BIRMINGHAM - As part of the Drug Enforcement Agency's Operation Pilluted, federal authorities today arrested a Midfield doctor and charged a Birmingham doctor for illegally supplying controlled substances, announced U.S. Attorney Joyce White Vance, DEA Assistant Special Agent in Charge Clay A. Morris and Alabama Law Enforcement Agency Secretary Spencer Collier.
DEA agents this morning arrested ERNEST ALBERT CLAYBON, 72, on charges that he distributed methadone without a legitimate medical purpose. A federal grand jury indicted Claybon April 30 on five counts of distributing methadone "outside the scope of professional practice and not for a legitimate medical purpose" between November 2014 and January 2015. Claybon was arrested at his family medicine practice in Midfield.
In a separate case, The U.S. Attorney's Office charged PETER ALAN LODEWICK, 73, a physician at Lodewick Diabetes Center on Montclair Road, in a one-count information filed in U.S. District Court. The information charges that Lodewick assisted someone else in acquiring the narcotic painkiller, oxycodone, by "misrepresentation, fraud, forgery, deception, and subterfuge." Lodewick has entered a plea agreement with the government acknowledging the charges against him and stating his intention to plead guilty. Prosecutors filed the plea agreement in District Court today.
A third physician in north Alabama, MUHAMMAD WASIM ALI, 50, who owns a pain clinic in Jasper, was indicted last month on charges of illegally distributing narcotic painkillers for other than legitimate medical purposes.

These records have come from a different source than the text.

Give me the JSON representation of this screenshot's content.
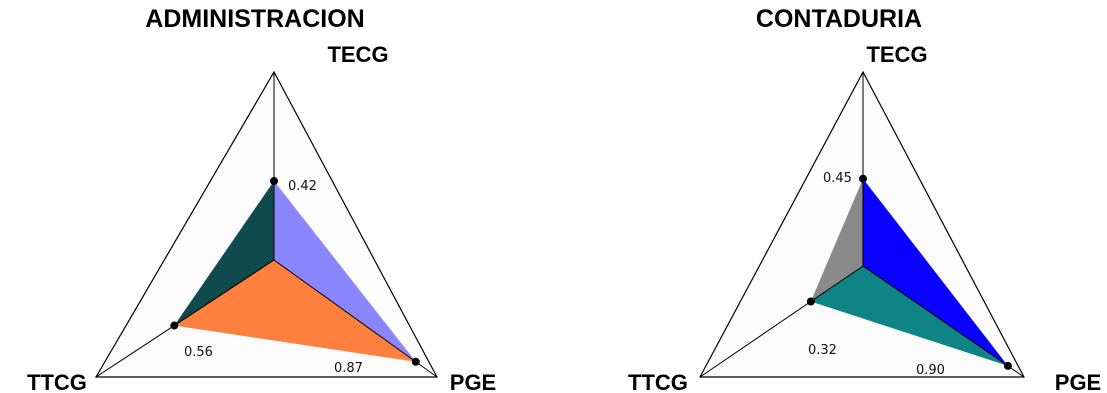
{
  "chart_data": [
    {
      "type": "radar",
      "title": "ADMINISTRACION",
      "axes": [
        "TECG",
        "PGE",
        "TTCG"
      ],
      "values": [
        0.42,
        0.87,
        0.56
      ],
      "value_labels": [
        "0.42",
        "0.87",
        "0.56"
      ],
      "range": [
        0,
        1
      ],
      "grid": false,
      "colors": {
        "tecg_pge": "#8a86ff",
        "pge_ttcg": "#ff7f3f",
        "ttcg_tecg": "#0f4a4e",
        "frame_fill": "#fcfcfc",
        "frame_stroke": "#000000"
      }
    },
    {
      "type": "radar",
      "title": "CONTADURIA",
      "axes": [
        "TECG",
        "PGE",
        "TTCG"
      ],
      "values": [
        0.45,
        0.9,
        0.32
      ],
      "value_labels": [
        "0.45",
        "0.90",
        "0.32"
      ],
      "range": [
        0,
        1
      ],
      "grid": false,
      "colors": {
        "tecg_pge": "#0a00ff",
        "pge_ttcg": "#0f8484",
        "ttcg_tecg": "#8a8a8a",
        "frame_fill": "#fcfcfc",
        "frame_stroke": "#000000"
      }
    }
  ]
}
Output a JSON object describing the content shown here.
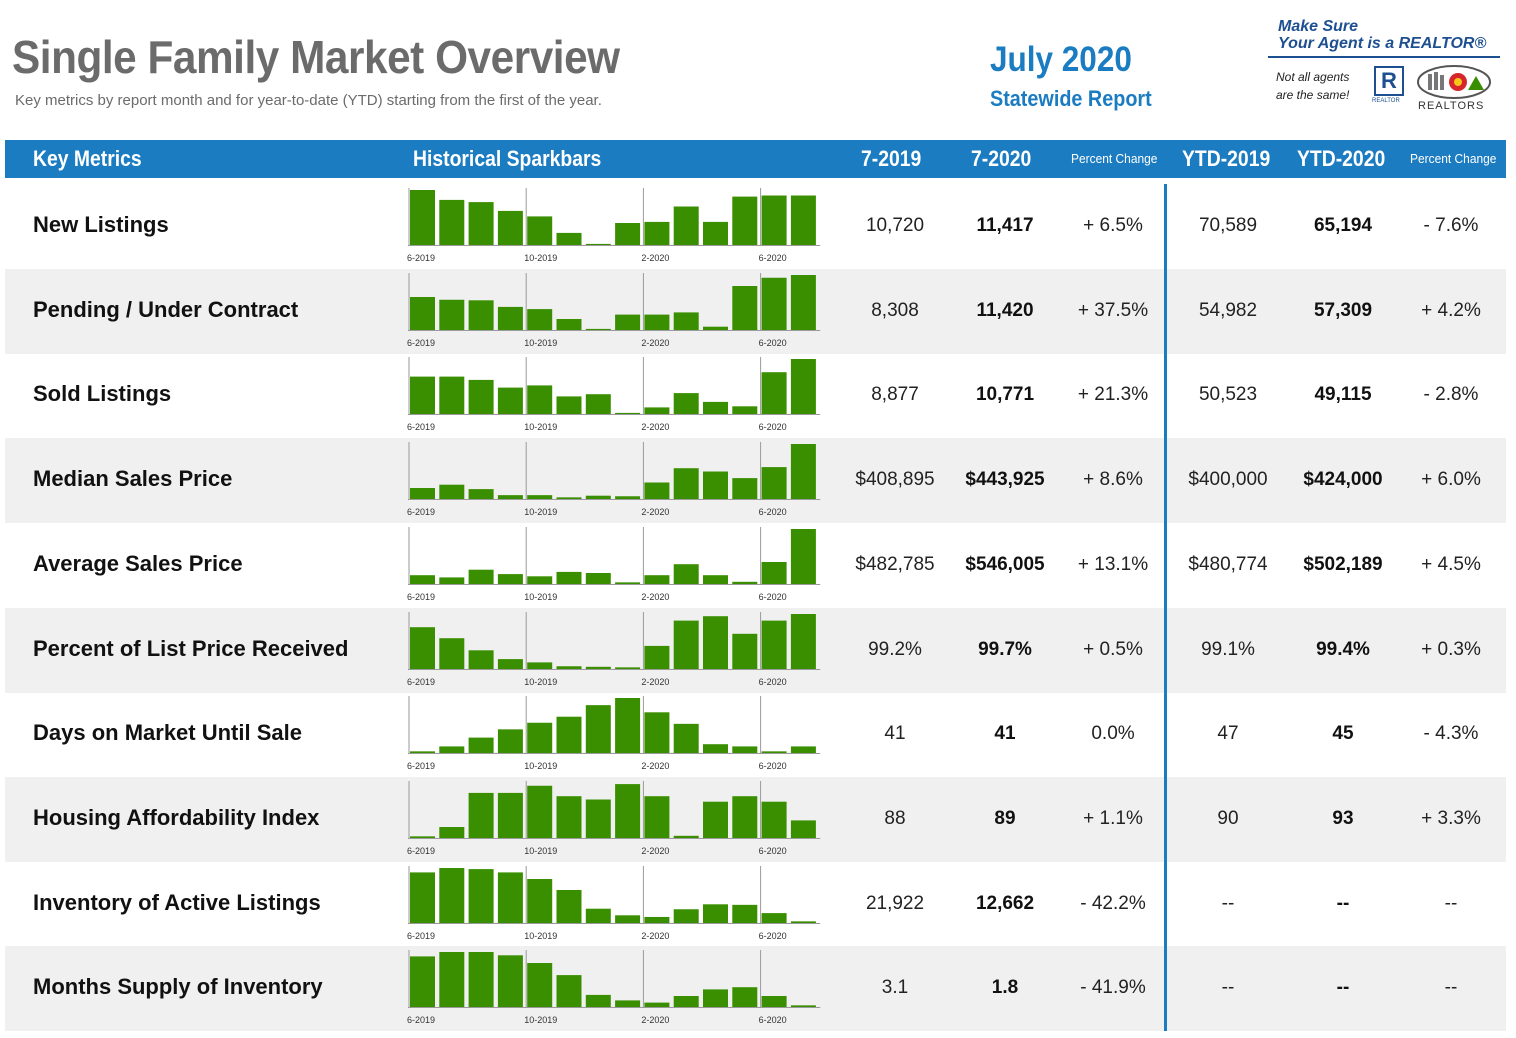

Charges against the three doctors resulted from DEA's 15-month Operation Pilluted in Alabama, Arkansas, Louisiana and Mississippi, focused on reducing trafficking and abuse of pharmaceuticals.
"Alabama leads the nation in the number of per capita prescriptions for opioid painkillers, which are extremely addictive and often abused," Vance said. "The proper use of these drugs for pain management is important, but their abuse is deadly. Prescription-drug abusers often shift to heroin abuse and this tragic trend contributes to our epidemic overdose death rates. We must ensure that doctors don’t turn into illegal drug dealers," she said.
“Prescription drug abuse is the fasting-growing drug problem in the country," Morris said. "We trust our doctors to heal our bodies, not poison our communities. We will not tolerate or accept illegal prescribing, and we will bring justice to those who condone or participate in this type of practice," he said.
According to Lodewick's plea agreement, he issued about 390 prescriptions for controlled substances between January 2013 and December 2014 to a group of pill-seekers led by the doctor's housekeeper. In May 2013, Lodewick discovered that three individuals in the group were pharmacy-shopping and wrote them letters terminating their physician-patient relationship, but continued to write them opiate prescriptions, according to the plea agreement.
Lodewick voluntarily surrendered his DEA registration, ending his ability to prescribe controlled substances, in January, according to his plea agreement. He is scheduled to be arraigned on his charges Thursday.
Claybon was arraigned today.
The maximum penalty for the aiding and abetting charge against Lodewick is four years in prison and a $250,000 fine.
The maximum penalty for each distribution charge against Claybon is 20 years and a $1 million fine.
DEA, ALEA and Internal Revenue Service, Criminal Investigation, investigated the cases being prosecuted by the U.S. Attorney's Office for the Northern District of Alabama.
An indictment contains only charges. A defendant is presumed innocent unless and until proven guilty.